As an example here, to try to model the full suite of larger mechanical phenomena that are now known to be intimately associated the generation and propagation of spikes would probably require all the mechanically-active elements in the brain to be included. Perhaps the saving grace in taking into consideration the whole brain, including things like the vasculature, is that you gain additional constraints that can be applied at the top level of the model. In other words, the limitations acquired by necessitating a blood supply for delivering things like oxygen or nutrient, and removing heat or waste, are also features: They impose an energy equation on the whole operation — arguably the most powerful of methods available to simplify complicated physics problems.
One reason we made the early segue above to mention Lichtman’s connectome work is that, as indicated, neuroscience is now at the level of what can only be called ‘mitochondrial accounting’. If you are looking for the most compact way to describe a given volume of neural tissue, and presumably predict its recent and future activity, consider two options: A) You could do exactly what is now being attempted in many projects around the world — namely, capture all the detailed membrane geometry of those impossibly contorted miles of neural wiring and their terminal synapses, or B) you could just capture than the specifics of what really matters in neurons — namely the fuss and maneuver of their controlling mitochondrial endosymbionts.
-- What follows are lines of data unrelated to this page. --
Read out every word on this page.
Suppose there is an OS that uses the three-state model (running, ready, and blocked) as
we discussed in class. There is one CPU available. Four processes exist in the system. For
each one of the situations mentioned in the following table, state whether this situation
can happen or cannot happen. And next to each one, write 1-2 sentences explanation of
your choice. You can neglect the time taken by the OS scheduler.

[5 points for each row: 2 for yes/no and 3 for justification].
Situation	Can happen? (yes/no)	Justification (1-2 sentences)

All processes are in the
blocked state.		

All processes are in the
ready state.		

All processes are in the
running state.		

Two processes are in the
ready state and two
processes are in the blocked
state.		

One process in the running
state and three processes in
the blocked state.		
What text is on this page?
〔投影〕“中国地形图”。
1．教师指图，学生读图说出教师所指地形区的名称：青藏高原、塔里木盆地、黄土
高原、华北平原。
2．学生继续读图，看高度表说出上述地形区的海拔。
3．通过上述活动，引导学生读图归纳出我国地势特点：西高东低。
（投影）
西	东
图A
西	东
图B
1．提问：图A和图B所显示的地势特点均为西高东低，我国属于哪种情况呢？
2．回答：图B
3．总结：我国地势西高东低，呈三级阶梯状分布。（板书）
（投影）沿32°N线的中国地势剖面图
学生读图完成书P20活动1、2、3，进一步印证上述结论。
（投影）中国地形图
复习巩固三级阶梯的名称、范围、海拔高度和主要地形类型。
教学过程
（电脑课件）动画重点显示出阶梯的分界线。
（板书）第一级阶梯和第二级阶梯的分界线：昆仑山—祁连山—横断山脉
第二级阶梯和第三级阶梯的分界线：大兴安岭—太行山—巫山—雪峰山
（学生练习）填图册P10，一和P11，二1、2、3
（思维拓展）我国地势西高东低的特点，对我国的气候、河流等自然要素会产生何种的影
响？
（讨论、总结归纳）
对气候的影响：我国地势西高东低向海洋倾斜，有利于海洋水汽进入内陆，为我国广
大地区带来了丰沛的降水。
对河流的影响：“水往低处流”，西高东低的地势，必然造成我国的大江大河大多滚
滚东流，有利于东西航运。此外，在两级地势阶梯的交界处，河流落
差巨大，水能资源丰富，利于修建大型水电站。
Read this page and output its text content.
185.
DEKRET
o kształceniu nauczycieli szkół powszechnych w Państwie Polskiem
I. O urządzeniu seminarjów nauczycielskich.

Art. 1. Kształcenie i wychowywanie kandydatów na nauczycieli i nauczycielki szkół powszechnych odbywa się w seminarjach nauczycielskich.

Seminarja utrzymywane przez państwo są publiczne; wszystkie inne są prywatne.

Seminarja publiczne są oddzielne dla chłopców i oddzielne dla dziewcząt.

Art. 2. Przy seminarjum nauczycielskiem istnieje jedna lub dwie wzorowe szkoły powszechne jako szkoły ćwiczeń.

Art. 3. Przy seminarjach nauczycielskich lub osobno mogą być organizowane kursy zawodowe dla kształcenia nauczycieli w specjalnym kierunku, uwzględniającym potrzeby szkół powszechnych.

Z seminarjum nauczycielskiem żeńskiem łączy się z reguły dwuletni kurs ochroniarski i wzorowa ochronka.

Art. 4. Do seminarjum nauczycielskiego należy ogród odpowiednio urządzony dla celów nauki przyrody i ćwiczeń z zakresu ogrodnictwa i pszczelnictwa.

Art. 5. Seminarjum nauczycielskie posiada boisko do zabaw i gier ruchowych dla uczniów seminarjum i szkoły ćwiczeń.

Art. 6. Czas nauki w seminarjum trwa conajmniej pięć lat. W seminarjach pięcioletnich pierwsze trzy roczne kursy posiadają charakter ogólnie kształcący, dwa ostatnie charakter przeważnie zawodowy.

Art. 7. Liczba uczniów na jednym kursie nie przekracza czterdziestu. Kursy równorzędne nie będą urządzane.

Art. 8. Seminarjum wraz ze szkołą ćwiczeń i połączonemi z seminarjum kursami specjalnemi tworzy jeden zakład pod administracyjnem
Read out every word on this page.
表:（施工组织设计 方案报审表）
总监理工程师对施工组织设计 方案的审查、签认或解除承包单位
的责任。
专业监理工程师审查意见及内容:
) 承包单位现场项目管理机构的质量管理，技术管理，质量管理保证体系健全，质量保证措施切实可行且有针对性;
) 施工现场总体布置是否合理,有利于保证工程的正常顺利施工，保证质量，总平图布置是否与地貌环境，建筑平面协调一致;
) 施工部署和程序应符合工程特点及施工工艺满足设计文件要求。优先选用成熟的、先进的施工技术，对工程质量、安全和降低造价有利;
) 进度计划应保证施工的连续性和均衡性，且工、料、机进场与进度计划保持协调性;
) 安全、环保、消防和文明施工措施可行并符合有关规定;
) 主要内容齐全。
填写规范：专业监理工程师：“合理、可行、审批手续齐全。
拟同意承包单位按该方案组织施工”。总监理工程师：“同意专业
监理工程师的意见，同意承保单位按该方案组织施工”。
The thing to realize here, is that if you choose option B, you pretty much get most of option A for free. A sufficiently detailed time lapse of the highly motile mitochondria would very quickly trace out every neurite and synapse. (Only rarely do they seem to get expelled and taken up across cell boundaries.) Furthermore, such imaging would also profile the energetic status of entire interior of the cell, which as we mentioned, may be the important thing for constraining big models. If you could look at the brain in real time and zoom in anywhere, just like it was Google Earth, the main activity you would see are these mitochondria. Their movements, and changes in things like membrane potential and calcium concentration, may not be fast enough to generate and respond directly to high speed spikes. Nonetheless, they constitute the bread and butter of neural activity.
There was only one other real disappointment with the Blue Brain report. Although they used many cell types with unique and dignified names — cells of the ilk of deep layer Martinotti cells, von Economo neurons, and the giant pyramidal cells of Betz just to name a few — we did not see many of the famed ‘Markram cells’ deployed in the model. Perhaps that will be an essential feature to look forward to in a forthcoming subcortical component.
As far as any real world applications for Blue Brain, there may already be a few. If they were to deposit their model over at NIST, it would rapidly become the new benchmark for testing out supercomputers. And if it can solve any AI problems it might even capture the attention of Google — perhaps even helping them out a bit with that pesky little ‘latency’ problem they seem to be having with their self-driving cars.